In December of 1950, Saturday Evening Post cover artist J.C. Leyendecker outlined his basic method in a letter to a student.
“My first step is to fill a sketch pad with a number of small rough sketches about two by three inches, keeping them on one sheet so you can compare them at a glance.
“Select the one that seems to tell the story most clearly and has an interesting design. Enlarge this by square to the size of the magazine cover, adding more detail and color as needed.
“You are now ready for the model. First make a number of pencil or charcoal studies. Select the most promising and on a sketch canvas do these in full color, oil or water with plenty of detail. Keep an open mind and be alert to capture any movement or pose that may improve your original idea.
“You may now dismiss your model, but be sure you have all the material needed with separate studies of parts to choose from, for you are now on your own and must work entirely from your studies.
“This canvas will somewhat resemble a picture puzzle, and it is up to you to assemble it and fit it into your design at the same time simplify wherever possible by eliminating all unessentials. All this is done on tracing paper and retraced on the final canvas.
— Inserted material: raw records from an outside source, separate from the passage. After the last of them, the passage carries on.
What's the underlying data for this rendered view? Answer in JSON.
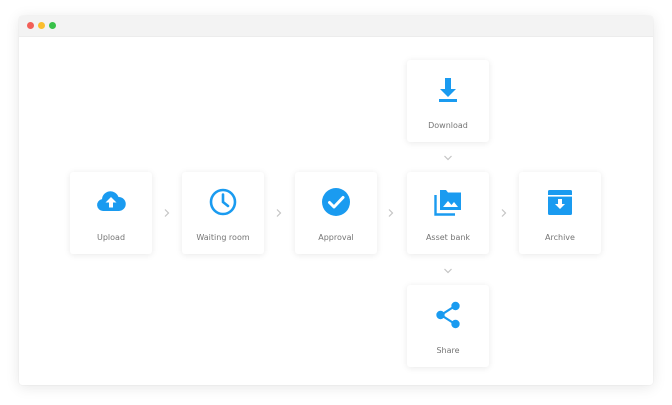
{
  "colors": {
    "accent": "#1a9bf0",
    "dot_red": "#f25f58",
    "dot_yellow": "#fbbe2e",
    "dot_green": "#38c149",
    "chevron": "#c4c4c4"
  },
  "workflow": {
    "steps": [
      {
        "label": "Upload",
        "icon": "cloud-upload-icon"
      },
      {
        "label": "Waiting room",
        "icon": "clock-icon"
      },
      {
        "label": "Approval",
        "icon": "check-circle-icon"
      },
      {
        "label": "Asset bank",
        "icon": "photo-library-icon"
      },
      {
        "label": "Archive",
        "icon": "archive-box-icon"
      }
    ],
    "download": {
      "label": "Download",
      "icon": "download-icon"
    },
    "share": {
      "label": "Share",
      "icon": "share-icon"
    }
  }
}
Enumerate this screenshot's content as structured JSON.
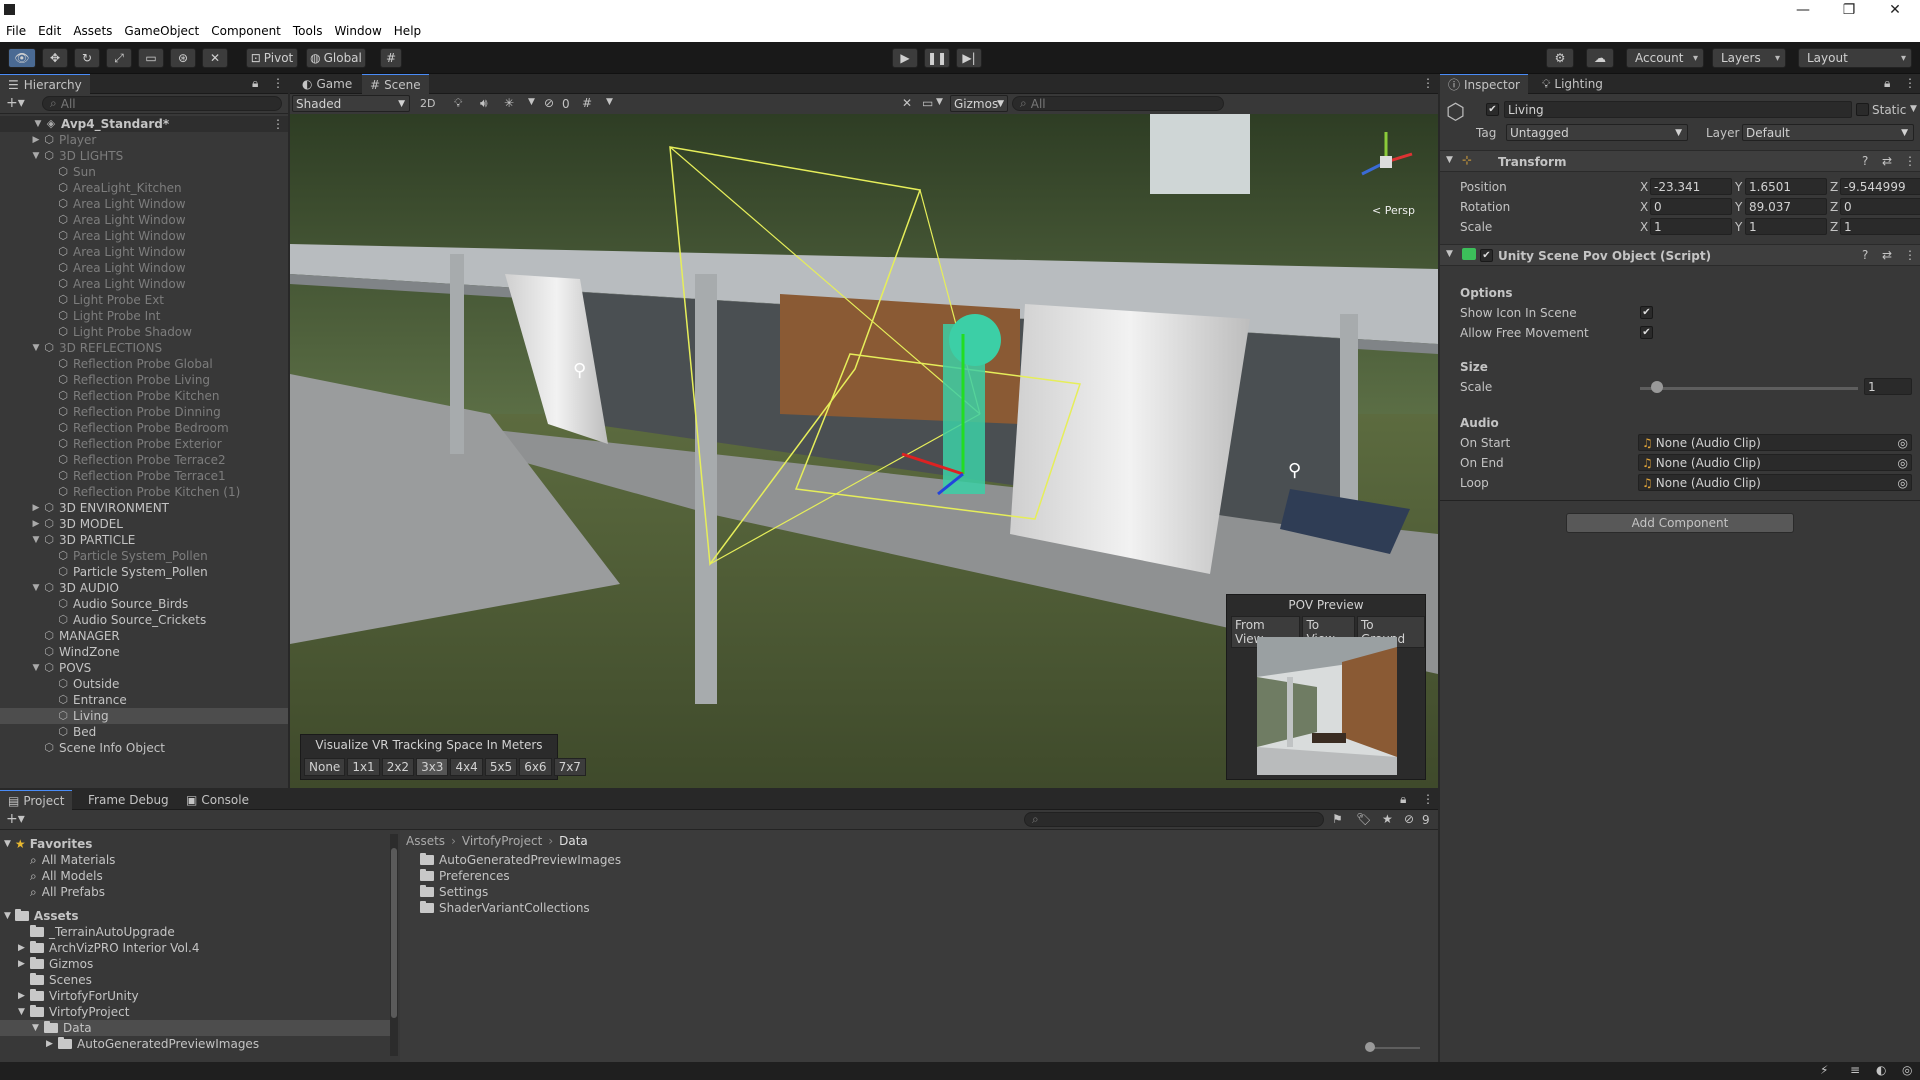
{
  "menu": [
    "File",
    "Edit",
    "Assets",
    "GameObject",
    "Component",
    "Tools",
    "Window",
    "Help"
  ],
  "toolbar": {
    "pivot": "Pivot",
    "global": "Global",
    "account": "Account",
    "layers": "Layers",
    "layout": "Layout"
  },
  "hierarchy": {
    "tab": "Hierarchy",
    "search_placeholder": "All",
    "scene_name": "Avp4_Standard*",
    "items": [
      {
        "label": "Player",
        "indent": 1,
        "arrow": "▶",
        "dim": true
      },
      {
        "label": "3D LIGHTS",
        "indent": 1,
        "arrow": "▼",
        "dim": true
      },
      {
        "label": "Sun",
        "indent": 2,
        "arrow": "",
        "dim": true
      },
      {
        "label": "AreaLight_Kitchen",
        "indent": 2,
        "arrow": "",
        "dim": true
      },
      {
        "label": "Area Light Window",
        "indent": 2,
        "arrow": "",
        "dim": true
      },
      {
        "label": "Area Light Window",
        "indent": 2,
        "arrow": "",
        "dim": true
      },
      {
        "label": "Area Light Window",
        "indent": 2,
        "arrow": "",
        "dim": true
      },
      {
        "label": "Area Light Window",
        "indent": 2,
        "arrow": "",
        "dim": true
      },
      {
        "label": "Area Light Window",
        "indent": 2,
        "arrow": "",
        "dim": true
      },
      {
        "label": "Area Light Window",
        "indent": 2,
        "arrow": "",
        "dim": true
      },
      {
        "label": "Light Probe Ext",
        "indent": 2,
        "arrow": "",
        "dim": true
      },
      {
        "label": "Light Probe Int",
        "indent": 2,
        "arrow": "",
        "dim": true
      },
      {
        "label": "Light Probe Shadow",
        "indent": 2,
        "arrow": "",
        "dim": true
      },
      {
        "label": "3D REFLECTIONS",
        "indent": 1,
        "arrow": "▼",
        "dim": true
      },
      {
        "label": "Reflection Probe Global",
        "indent": 2,
        "arrow": "",
        "dim": true
      },
      {
        "label": "Reflection Probe Living",
        "indent": 2,
        "arrow": "",
        "dim": true
      },
      {
        "label": "Reflection Probe Kitchen",
        "indent": 2,
        "arrow": "",
        "dim": true
      },
      {
        "label": "Reflection Probe Dinning",
        "indent": 2,
        "arrow": "",
        "dim": true
      },
      {
        "label": "Reflection Probe Bedroom",
        "indent": 2,
        "arrow": "",
        "dim": true
      },
      {
        "label": "Reflection Probe Exterior",
        "indent": 2,
        "arrow": "",
        "dim": true
      },
      {
        "label": "Reflection Probe Terrace2",
        "indent": 2,
        "arrow": "",
        "dim": true
      },
      {
        "label": "Reflection Probe Terrace1",
        "indent": 2,
        "arrow": "",
        "dim": true
      },
      {
        "label": "Reflection Probe Kitchen (1)",
        "indent": 2,
        "arrow": "",
        "dim": true
      },
      {
        "label": "3D ENVIRONMENT",
        "indent": 1,
        "arrow": "▶",
        "dim": false
      },
      {
        "label": "3D MODEL",
        "indent": 1,
        "arrow": "▶",
        "dim": false
      },
      {
        "label": "3D PARTICLE",
        "indent": 1,
        "arrow": "▼",
        "dim": false
      },
      {
        "label": "Particle System_Pollen",
        "indent": 2,
        "arrow": "",
        "dim": true
      },
      {
        "label": "Particle System_Pollen",
        "indent": 2,
        "arrow": "",
        "dim": false
      },
      {
        "label": "3D AUDIO",
        "indent": 1,
        "arrow": "▼",
        "dim": false
      },
      {
        "label": "Audio Source_Birds",
        "indent": 2,
        "arrow": "",
        "dim": false
      },
      {
        "label": "Audio Source_Crickets",
        "indent": 2,
        "arrow": "",
        "dim": false
      },
      {
        "label": "MANAGER",
        "indent": 1,
        "arrow": "",
        "dim": false
      },
      {
        "label": "WindZone",
        "indent": 1,
        "arrow": "",
        "dim": false
      },
      {
        "label": "POVS",
        "indent": 1,
        "arrow": "▼",
        "dim": false
      },
      {
        "label": "Outside",
        "indent": 2,
        "arrow": "",
        "dim": false
      },
      {
        "label": "Entrance",
        "indent": 2,
        "arrow": "",
        "dim": false
      },
      {
        "label": "Living",
        "indent": 2,
        "arrow": "",
        "dim": false,
        "selected": true
      },
      {
        "label": "Bed",
        "indent": 2,
        "arrow": "",
        "dim": false
      },
      {
        "label": "Scene Info Object",
        "indent": 1,
        "arrow": "",
        "dim": false
      }
    ]
  },
  "scene_view": {
    "tabs": [
      "Game",
      "Scene"
    ],
    "shading": "Shaded",
    "mode_2d": "2D",
    "hidden_count": "0",
    "gizmos": "Gizmos",
    "search_placeholder": "All",
    "persp": "< Persp",
    "vr_panel": {
      "title": "Visualize VR Tracking Space In Meters",
      "options": [
        "None",
        "1x1",
        "2x2",
        "3x3",
        "4x4",
        "5x5",
        "6x6",
        "7x7"
      ],
      "selected": "3x3"
    },
    "pov_preview": {
      "title": "POV Preview",
      "buttons": [
        "From View",
        "To View",
        "To Ground"
      ]
    }
  },
  "inspector": {
    "tabs": [
      "Inspector",
      "Lighting"
    ],
    "object_name": "Living",
    "static_label": "Static",
    "tag_label": "Tag",
    "tag_value": "Untagged",
    "layer_label": "Layer",
    "layer_value": "Default",
    "transform": {
      "title": "Transform",
      "rows": [
        {
          "label": "Position",
          "x": "-23.341",
          "y": "1.6501",
          "z": "-9.544999"
        },
        {
          "label": "Rotation",
          "x": "0",
          "y": "89.037",
          "z": "0"
        },
        {
          "label": "Scale",
          "x": "1",
          "y": "1",
          "z": "1"
        }
      ]
    },
    "script": {
      "title": "Unity Scene Pov Object (Script)",
      "options_header": "Options",
      "show_icon": "Show Icon In Scene",
      "allow_free": "Allow Free Movement",
      "size_header": "Size",
      "scale_label": "Scale",
      "scale_value": "1",
      "audio_header": "Audio",
      "on_start": "On Start",
      "on_end": "On End",
      "loop": "Loop",
      "audio_value": "None (Audio Clip)"
    },
    "add_component": "Add Component"
  },
  "bottom": {
    "tabs": [
      "Project",
      "Frame Debug",
      "Console"
    ],
    "hidden_count": "9",
    "favorites_title": "Favorites",
    "favorites": [
      "All Materials",
      "All Models",
      "All Prefabs"
    ],
    "assets_title": "Assets",
    "assets_tree": [
      {
        "label": "_TerrainAutoUpgrade",
        "indent": 1,
        "arrow": ""
      },
      {
        "label": "ArchVizPRO Interior Vol.4",
        "indent": 1,
        "arrow": "▶"
      },
      {
        "label": "Gizmos",
        "indent": 1,
        "arrow": "▶"
      },
      {
        "label": "Scenes",
        "indent": 1,
        "arrow": ""
      },
      {
        "label": "VirtofyForUnity",
        "indent": 1,
        "arrow": "▶"
      },
      {
        "label": "VirtofyProject",
        "indent": 1,
        "arrow": "▼"
      },
      {
        "label": "Data",
        "indent": 2,
        "arrow": "▼",
        "selected": true
      },
      {
        "label": "AutoGeneratedPreviewImages",
        "indent": 3,
        "arrow": "▶"
      }
    ],
    "breadcrumb": [
      "Assets",
      "VirtofyProject",
      "Data"
    ],
    "files": [
      "AutoGeneratedPreviewImages",
      "Preferences",
      "Settings",
      "ShaderVariantCollections"
    ]
  }
}
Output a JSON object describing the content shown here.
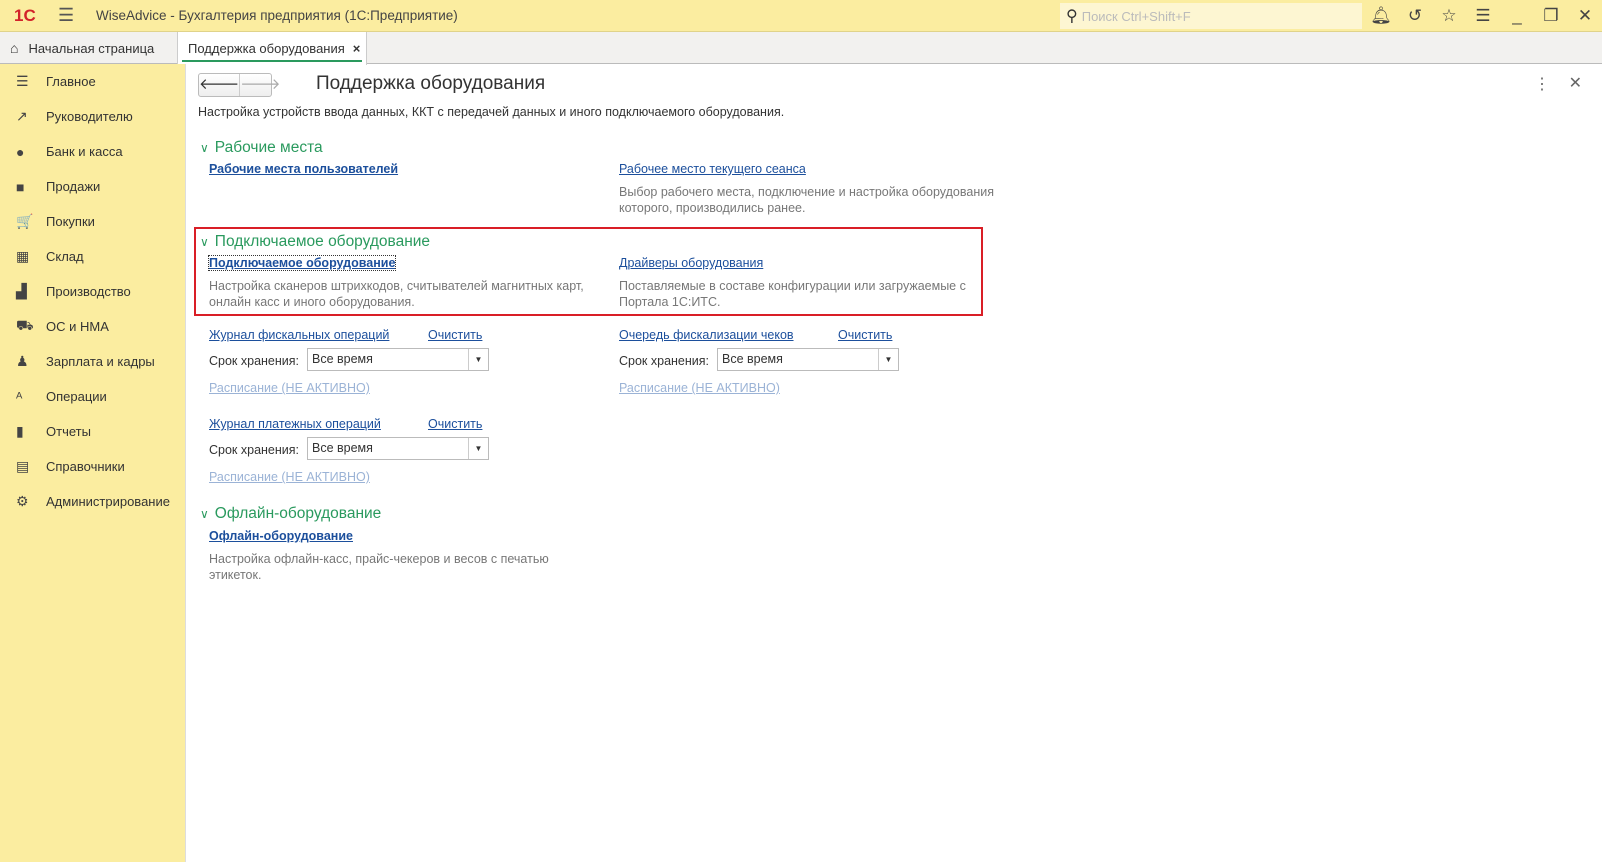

“As a rule, I start work with a round or flat sable using a thin wash, with turps as a medium. Keep shadows very transparent, and as the work progresses, apply the paint more thickly on lighted areas, adding some poppy oil or linseed oil if necessary, and using a larger flat bristle brush for the heavier paint, but still keeping the shadows thin and vibrant.
“Your finished painting may be any size to suit you, but is usually about twice the size of the reproduction.
“When the work is dry, apply a quick drying retouching varnish either with a brush or an atomizer.
“Sometimes because of prohibitive model rates or other reasons, one is forced to use photography, but try and avoid it if possible.